There’s also a scene in The Caterpillar’s Question where the main character has sex with a 13-year-old girl (a mentally retarded one too, IIRC) and justifies it by saying they’ve gone through a portal to some weird dimension, where there’s no taboo about pedophilia. Even though (again IIRC – I read it a long time ago), I don’t believe they’ve actually met anyone from the new dimension yet, and it doesn’t change them in any way.

–Cliffy

Read Firefly at one entire section is about how a girl was abused by her brother and father (brother through molesting her with candlesticks the father by almost making her touch his genitals.) she however finds solace in a neighborhood molester that then gets to have sex with her as much as he wants. When he gets caught everyone is horrified that they have to send this poor soul to jail after all he was just helping out but mandatory laws sends him away to die in prison.

That’s pretty much it. In the end, the young character spent several nights in Purgatory. For eac night spent there a year passed real time, so she became legal, even though subjectively she was still underage. Just one of the reasons I dislike book 7

I think I made it up to halfway through War before I gave up on the series.

Shame…I found the first few terrific…

Sounds like Flowers In The Attic. Incest was a very prevalent theme, and was presented in such a manner that I wonder whether certain elements of that story might be autobiographical in nature, if you catch my meaning :eek:

You might have misremembered or simply phrased what you were trying to state imprecisely. I will step in to clarify that the judge definitely did not keep going on about how there was really nothing wrong, etcetera. In fact, he was portrayed as an individual who was struggling against a temptation which he very definitely felt was wrong and immoral in several senses.

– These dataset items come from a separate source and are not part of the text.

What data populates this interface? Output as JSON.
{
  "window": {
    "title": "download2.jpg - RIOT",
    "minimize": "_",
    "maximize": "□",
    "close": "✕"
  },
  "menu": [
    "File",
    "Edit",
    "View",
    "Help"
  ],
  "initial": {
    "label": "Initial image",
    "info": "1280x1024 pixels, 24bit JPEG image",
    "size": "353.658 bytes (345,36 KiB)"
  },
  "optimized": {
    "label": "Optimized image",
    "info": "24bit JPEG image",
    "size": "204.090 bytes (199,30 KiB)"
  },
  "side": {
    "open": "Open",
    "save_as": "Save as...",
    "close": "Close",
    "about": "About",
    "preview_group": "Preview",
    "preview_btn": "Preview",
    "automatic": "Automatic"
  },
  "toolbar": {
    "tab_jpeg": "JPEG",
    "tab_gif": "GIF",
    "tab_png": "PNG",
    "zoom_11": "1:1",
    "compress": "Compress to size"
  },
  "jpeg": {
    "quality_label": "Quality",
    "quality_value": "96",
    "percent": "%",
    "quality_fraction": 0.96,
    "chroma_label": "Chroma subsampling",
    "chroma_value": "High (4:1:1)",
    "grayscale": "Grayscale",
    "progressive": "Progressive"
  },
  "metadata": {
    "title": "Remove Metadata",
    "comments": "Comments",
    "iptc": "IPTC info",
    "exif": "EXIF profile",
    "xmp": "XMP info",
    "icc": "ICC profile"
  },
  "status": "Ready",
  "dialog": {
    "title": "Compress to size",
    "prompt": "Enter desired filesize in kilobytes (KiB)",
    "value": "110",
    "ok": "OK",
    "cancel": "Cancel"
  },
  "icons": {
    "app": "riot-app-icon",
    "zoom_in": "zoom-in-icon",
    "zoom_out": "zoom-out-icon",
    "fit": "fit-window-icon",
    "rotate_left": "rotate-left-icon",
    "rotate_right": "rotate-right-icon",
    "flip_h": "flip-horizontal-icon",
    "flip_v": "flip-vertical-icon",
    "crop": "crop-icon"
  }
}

It was the young girl, who also had a crush on him, who was constantly making arguments that there was really nothing wrong with whatever they might do, as long as they both wanted it and nobody was being coerced or deceived.

I’m not going to say anything else except that I wasn’t aware of a few of the other cites posted on this thread, and I think it’s a bit of a shame that the sex with children meme has become “inevitably” associated with him, when there are a lot of piers anthony books that have nothing whatsoever to do with it. shrugs

Well, my memory is that he got over his “struggle,” (which I recall as a pretty thin veneer for Anthony to present the “normal” point of view so he could strike it down) and thereafter had very little issue with banging the young nubile flesh.

Or did he in the end decide against it? Did he end up advocating against it? I think the answer to both is no, in fact, my memory is pretty solid that he ended up realizing (through the help of the nymphette) that it was all good.

Umm… no, he did get over the struggle, but my point was that his character was never vocally advocating the whole thing. In fact, even after the ‘banging’ began, he was still characterized as somewhat tortured and guilty about it, I think, until the legal loophole someone else mentioned had done its work, which pretty much quieted his objections. shrugs.